SBUSD's planning began two years ago, led by the teacher's union and school administrators with input from parents and mental health experts. By January 2023, a soft rollout began with very few complaints and immediate results.
"What we've seen from it then is this huge increase in engagement with our kids," San Marcos High School Principal Dare Holdren said. "When they're not trying to sneak their cellphones around and figure out how to use them for this and that. They're actually working with material and engaging with material -- it's made a big difference."
One of the reasons this has worked in the Santa Barbara Unified School District is that every school in the district is involved and every teacher is engaged as well -- no one more lenient than another.
"There's no pushback, no nothing," San Marcos High School Spanish teacher Esther Limon said. "It's just, everyone knows it's an expectation now."

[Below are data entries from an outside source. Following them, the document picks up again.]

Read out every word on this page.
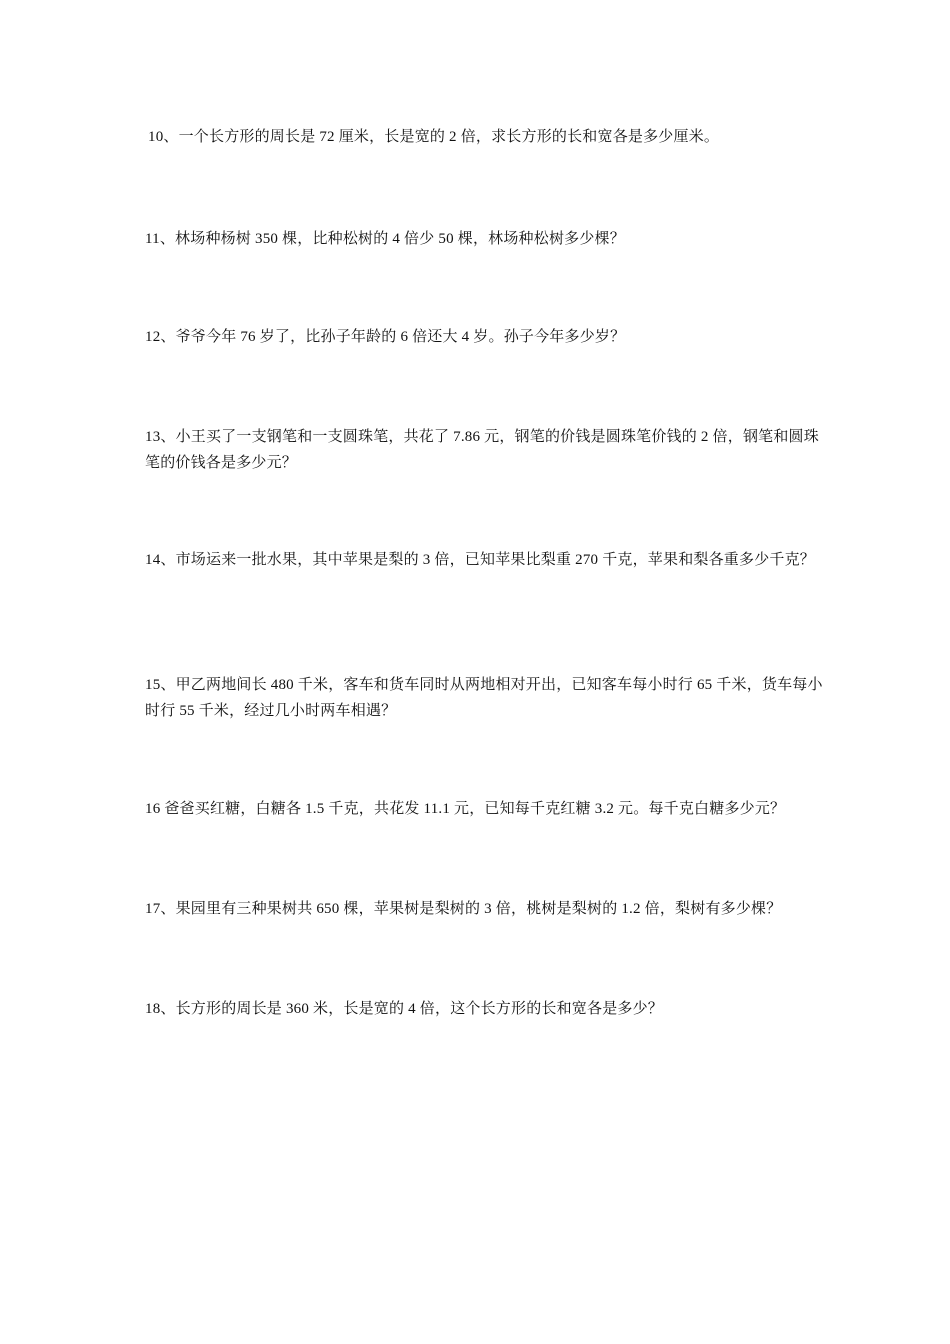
10、一个长方形的周长是 72 厘米，长是宽的 2 倍，求长方形的长和宽各是多少厘米。
11、林场种杨树 350 棵，比种松树的 4 倍少 50 棵，林场种松树多少棵？
12、爷爷今年 76 岁了，比孙子年龄的 6 倍还大 4 岁。孙子今年多少岁？
13、小王买了一支钢笔和一支圆珠笔，共花了 7.86 元，钢笔的价钱是圆珠笔价钱的 2 倍，钢笔和圆珠笔的价钱各是多少元？
14、市场运来一批水果，其中苹果是梨的 3 倍，已知苹果比梨重 270 千克，苹果和梨各重多少千克？
15、甲乙两地间长 480 千米，客车和货车同时从两地相对开出，已知客车每小时行 65 千米，货车每小时行 55 千米，经过几小时两车相遇？
16 爸爸买红糖，白糖各 1.5 千克，共花发 11.1 元，已知每千克红糖 3.2 元。每千克白糖多少元？
17、果园里有三种果树共 650 棵，苹果树是梨树的 3 倍，桃树是梨树的 1.2 倍，梨树有多少棵？
18、长方形的周长是 360 米，长是宽的 4 倍，这个长方形的长和宽各是多少？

"I don't have to do any conflict management cause it just is part of what we do," English teacher Frank Koroshec said. "I think the relationships are healthier. I have not had this low of a stress level in 21 years."
A student caught using a cellphone in class is sent to administrators who call the parents after a first violation. Future violations could result in losing the phone for the entire school day. The idea is to work together, to teach self-management to students who have always had cell phones in their life.
"The same way we teach reading, writing and science, we also are teaching self-management, self-awareness and helping them understand when they're using their phones to escape a situation or to seek out companionship or belonging," Limon said.
"During COVID, it was like, you're plugged in for school. Technology was school for them, and so now having to get them back to like, classroom is school and technology is more of like your free time, your personal time," Koroshec explained. "It's really not a crazy thing. We have to do some work to help kids control the device that's designed to keep them using."